What we have here is different. Cheap automation, over the next 100 years, will be able to do any work a human can do, but far more cheaply and 24-7-365 (366 on leap years). AI will be able to replace every white collar job, from help desks to engineers to lawyers - and do it far cheaper and 24-7-365.25. They will be able to be trained quickly and efficiently should a new task be desired and the way it's going only a few people will reap thier rewards. Please explain to me how even skilled workers are going to be able to compete with this because soon we will have AI and generic robotic automation, deployed rapidly to novel situations and its like nothing this world has seen before.

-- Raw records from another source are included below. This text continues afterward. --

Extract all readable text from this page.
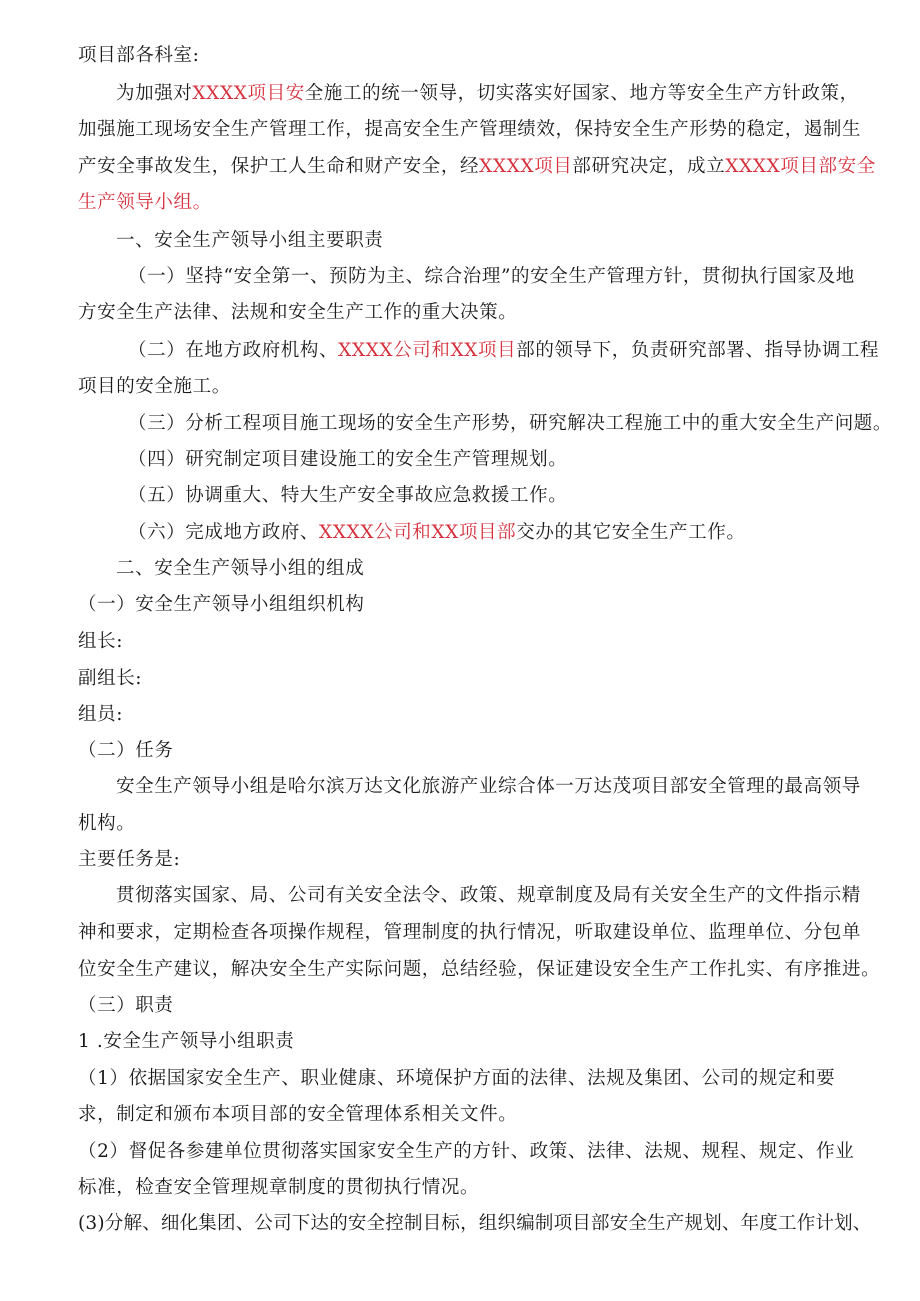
项目部各科室:
为加强对XXXX项目安全施工的统一领导，切实落实好国家、地方等安全生产方针政策，
加强施工现场安全生产管理工作，提高安全生产管理绩效，保持安全生产形势的稳定，遏制生
产安全事故发生，保护工人生命和财产安全，经XXXX项目部研究决定，成立XXXX项目部安全
生产领导小组。
一、安全生产领导小组主要职责
（一）坚持“安全第一、预防为主、综合治理”的安全生产管理方针，贯彻执行国家及地
方安全生产法律、法规和安全生产工作的重大决策。
（二）在地方政府机构、XXXX公司和XX项目部的领导下，负责研究部署、指导协调工程
项目的安全施工。
（三）分析工程项目施工现场的安全生产形势，研究解决工程施工中的重大安全生产问题。
（四）研究制定项目建设施工的安全生产管理规划。
（五）协调重大、特大生产安全事故应急救援工作。
（六）完成地方政府、XXXX公司和XX项目部交办的其它安全生产工作。
二、安全生产领导小组的组成
（一）安全生产领导小组组织机构
组长:
副组长:
组员:
（二）任务
安全生产领导小组是哈尔滨万达文化旅游产业综合体一万达茂项目部安全管理的最高领导
机构。
主要任务是:
贯彻落实国家、局、公司有关安全法令、政策、规章制度及局有关安全生产的文件指示精
神和要求，定期检查各项操作规程，管理制度的执行情况，听取建设单位、监理单位、分包单
位安全生产建议，解决安全生产实际问题，总结经验，保证建设安全生产工作扎实、有序推进。
（三）职责
1 .安全生产领导小组职责
（1）依据国家安全生产、职业健康、环境保护方面的法律、法规及集团、公司的规定和要
求，制定和颁布本项目部的安全管理体系相关文件。
（2）督促各参建单位贯彻落实国家安全生产的方针、政策、法律、法规、规程、规定、作业
标准，检查安全管理规章制度的贯彻执行情况。
(3)分解、细化集团、公司下达的安全控制目标，组织编制项目部安全生产规划、年度工作计划、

Forget everything we taught you in 101. In the real world, business owners barely know what they are doing and will instead do whatever they think will meet their personal goals. There is no economic law that connects business behavior and rationality or forethought. You can generally bet though that productivity gains will be more likely funneled into owner profit while employment grows as slowly as possible.
It is unwise to apply historical precedent when the difference may be qualitatively profoundly different.
Robots with AI are not mere machinery, they are much more like slaves. And there were serious problems economically for non-slaves because of competition from slave labor. This was a big deal in the Roman empire.
As usual, the elites owned almost all the slaves---and one reason Gaius Julius Caesar was assassinated by the oligarchy was because he favored restrictions on slavery in order to benefit the wages of free Romans.
Now robot AI slaves are unlikely to spontaneously revolt, and a major category of these will of course be armed guards, Unsullied Machines, who will prevent democracy from imposing restrictions on the elite's slavery.